The District of Columbia has filed a petition with the Supreme Court seeking review of a federal appeals court decision striking down the District’s ban on handguns in the case of District of Columbia v. Heller.

The U.S. Court of Appeals for the D.C. Circuit held last year in Parker v. District of Columbia that the ban violates the Second Amendment. The court held that Dick Anthony Heller, a federal judicial police officer, could challenge the District’s ban, which barred him from possessing a gun at home for self-defense, even though he lives in a high-crime neighborhood and carries a gun at work.

I explained earlier why this ruling was correct, and did not involve judicial activism.

Ironically, another appeals court in the very same city, the D.C. Court of Appeals, continues to say that the gun ban is just fine, having upheld it in Sandidge v. United States (1987). That ruling is directly contrary to the D.C. Circuit‘s ruling in Parker v. District of Columbia.
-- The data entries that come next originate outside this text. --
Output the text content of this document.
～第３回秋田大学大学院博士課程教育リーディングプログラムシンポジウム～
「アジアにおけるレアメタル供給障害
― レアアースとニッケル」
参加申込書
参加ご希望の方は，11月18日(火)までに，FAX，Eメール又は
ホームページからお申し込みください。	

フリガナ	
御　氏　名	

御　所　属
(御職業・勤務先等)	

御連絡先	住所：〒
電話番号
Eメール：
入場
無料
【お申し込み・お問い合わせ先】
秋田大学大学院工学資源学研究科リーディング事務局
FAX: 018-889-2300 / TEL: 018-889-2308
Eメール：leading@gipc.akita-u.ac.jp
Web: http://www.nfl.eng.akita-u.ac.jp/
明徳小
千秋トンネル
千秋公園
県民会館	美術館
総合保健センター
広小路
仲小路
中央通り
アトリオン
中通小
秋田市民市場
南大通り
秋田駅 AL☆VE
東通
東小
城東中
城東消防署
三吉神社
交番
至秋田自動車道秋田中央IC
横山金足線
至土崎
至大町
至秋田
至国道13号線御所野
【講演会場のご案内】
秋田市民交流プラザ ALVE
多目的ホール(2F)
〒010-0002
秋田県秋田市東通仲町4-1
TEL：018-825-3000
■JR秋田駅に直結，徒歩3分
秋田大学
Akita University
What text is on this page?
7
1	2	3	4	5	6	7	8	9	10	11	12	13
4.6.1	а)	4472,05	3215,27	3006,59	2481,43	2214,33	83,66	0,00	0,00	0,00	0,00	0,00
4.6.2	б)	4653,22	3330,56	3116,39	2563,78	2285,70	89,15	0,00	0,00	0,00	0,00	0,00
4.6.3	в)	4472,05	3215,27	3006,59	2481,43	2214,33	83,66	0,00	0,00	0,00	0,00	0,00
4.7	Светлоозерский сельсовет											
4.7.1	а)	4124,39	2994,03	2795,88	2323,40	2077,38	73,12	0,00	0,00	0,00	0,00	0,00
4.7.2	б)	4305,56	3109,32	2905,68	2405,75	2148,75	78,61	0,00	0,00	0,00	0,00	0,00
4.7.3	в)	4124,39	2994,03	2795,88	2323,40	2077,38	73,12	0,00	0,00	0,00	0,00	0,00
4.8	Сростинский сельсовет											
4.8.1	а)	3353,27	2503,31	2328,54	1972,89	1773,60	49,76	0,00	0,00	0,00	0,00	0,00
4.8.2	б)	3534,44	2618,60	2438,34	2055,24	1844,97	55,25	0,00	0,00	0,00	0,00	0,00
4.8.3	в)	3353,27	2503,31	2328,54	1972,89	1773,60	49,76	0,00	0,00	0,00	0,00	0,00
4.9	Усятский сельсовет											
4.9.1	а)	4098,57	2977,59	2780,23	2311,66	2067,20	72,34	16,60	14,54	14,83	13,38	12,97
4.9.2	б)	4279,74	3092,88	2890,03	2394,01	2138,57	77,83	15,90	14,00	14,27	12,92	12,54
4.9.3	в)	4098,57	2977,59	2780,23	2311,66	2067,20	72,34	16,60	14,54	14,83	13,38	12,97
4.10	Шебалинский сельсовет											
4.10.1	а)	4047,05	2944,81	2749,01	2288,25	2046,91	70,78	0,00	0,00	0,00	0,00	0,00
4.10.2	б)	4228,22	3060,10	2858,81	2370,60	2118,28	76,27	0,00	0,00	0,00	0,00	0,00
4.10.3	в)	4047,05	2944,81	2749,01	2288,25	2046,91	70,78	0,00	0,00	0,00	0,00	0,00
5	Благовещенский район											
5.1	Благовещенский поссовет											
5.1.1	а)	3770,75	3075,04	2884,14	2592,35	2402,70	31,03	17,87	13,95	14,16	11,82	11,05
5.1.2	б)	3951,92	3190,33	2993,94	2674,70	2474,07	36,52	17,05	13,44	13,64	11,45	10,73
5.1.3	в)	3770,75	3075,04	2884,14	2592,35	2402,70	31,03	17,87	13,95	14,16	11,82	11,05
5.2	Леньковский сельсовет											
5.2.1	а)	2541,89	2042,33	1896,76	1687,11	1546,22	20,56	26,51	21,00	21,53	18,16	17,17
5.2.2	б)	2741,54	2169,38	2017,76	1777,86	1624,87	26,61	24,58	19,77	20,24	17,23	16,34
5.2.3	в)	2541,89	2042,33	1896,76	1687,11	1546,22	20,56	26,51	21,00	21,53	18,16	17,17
I discuss this conflict among courts, and its consequences for District of Columbia residents (and people being prosecuted) here.

Engaging in the legal hairsplitting that is second nature to lawyers, the court held that five other citizens, like lead plaintiff Shelly Parker, lacked standing to challenge the ban, because they had not engaged in the futile formality, prior to suing, of requesting that the District government allow them to possess a gun for self-defense. (Heller made such a request, which was rejected based on the District’s gun ban, and the court held that that formality gave him standing). Heller attorney Robert A. Levy says he will file a cross-appeal seeking to challenge the court’s holding that only Heller, not the other plaintiffs like Parket, have standing to challenge the ban.